そのうちのマンザナでは、所長命令により仮の住処たるマンザナが後ろ暗い収容所でないことを公言するための芝居「マンザナ、わが町」を上演することとなる。
集められたのは5人の女性。ジャーナリスト、女流浪曲師、ステージマジシャン、歌手、女優。
帰米者、移民一世、二世と立場の違う彼女らが共に暮らしていくなかに、進みゆく強かさを見出していく。
全キャスト好きな方ばかり。
土居さんのカワイサたっぷりで真実を希求するソフィアは未来に正義を信じる一条の光でした。
熊谷さんは日本人の精神の拠り所を持ち、苦労のなかに鋭い観察眼と優しい母の眼差しを持っていました。
伊勢さんは謎に包まれた不思議なサチコですが…韜晦する姿が面白かったです。
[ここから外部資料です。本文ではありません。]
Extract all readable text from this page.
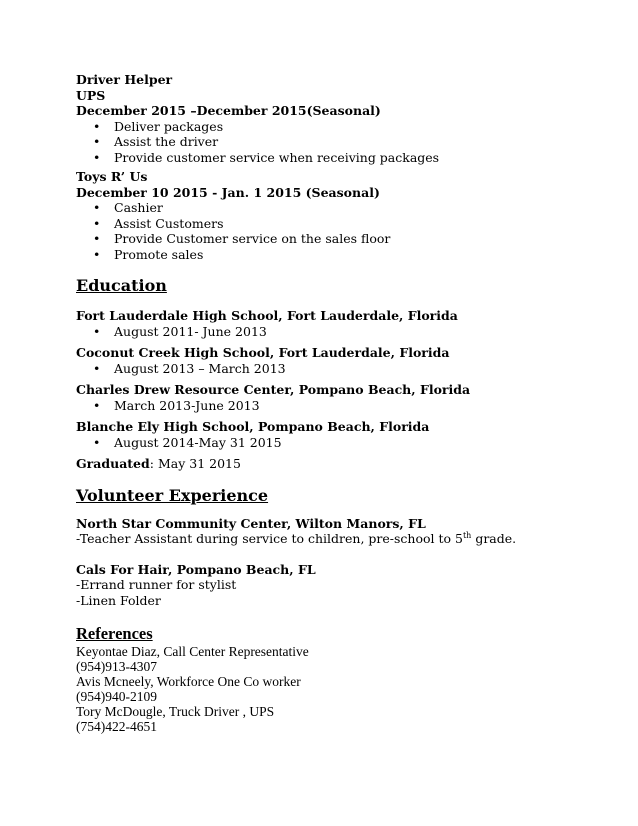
Driver Helper
UPS
December 2015 –December 2015(Seasonal)
• Deliver packages
• Assist the driver
• Provide customer service when receiving packages
Toys R’ Us
December 10 2015 - Jan. 1 2015 (Seasonal)
• Cashier
• Assist Customers
• Provide Customer service on the sales floor
• Promote sales
Education
Fort Lauderdale High School, Fort Lauderdale, Florida
• August 2011- June 2013
Coconut Creek High School, Fort Lauderdale, Florida
• August 2013 – March 2013
Charles Drew Resource Center, Pompano Beach, Florida
• March 2013-June 2013
Blanche Ely High School, Pompano Beach, Florida
• August 2014-May 31 2015
Graduated: May 31 2015
Volunteer Experience
North Star Community Center, Wilton Manors, FL
-Teacher Assistant during service to children, pre-school to 5th grade.
Cals For Hair, Pompano Beach, FL
-Errand runner for stylist
-Linen Folder
References
Keyontae Diaz, Call Center Representative
(954)913-4307
Avis Mcneely, Workforce One Co worker
(954)940-2109
Tory McDougle, Truck Driver , UPS
(754)422-4651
あの歌も!
笹本さんの強い意志、合衆国市民として歌い手としてアイデンティティーを認識する歌が響きます。
吉沢さんは幾分恵まれた立場にあっても、それを覆してなお未来に架ける夢を導き出しました。
役に与えられた人生を、台詞で構築したマンザナの暮らしを、怒りを忘れずにきっと復する未来を信じさせる戯曲を5つの個性により描かれました。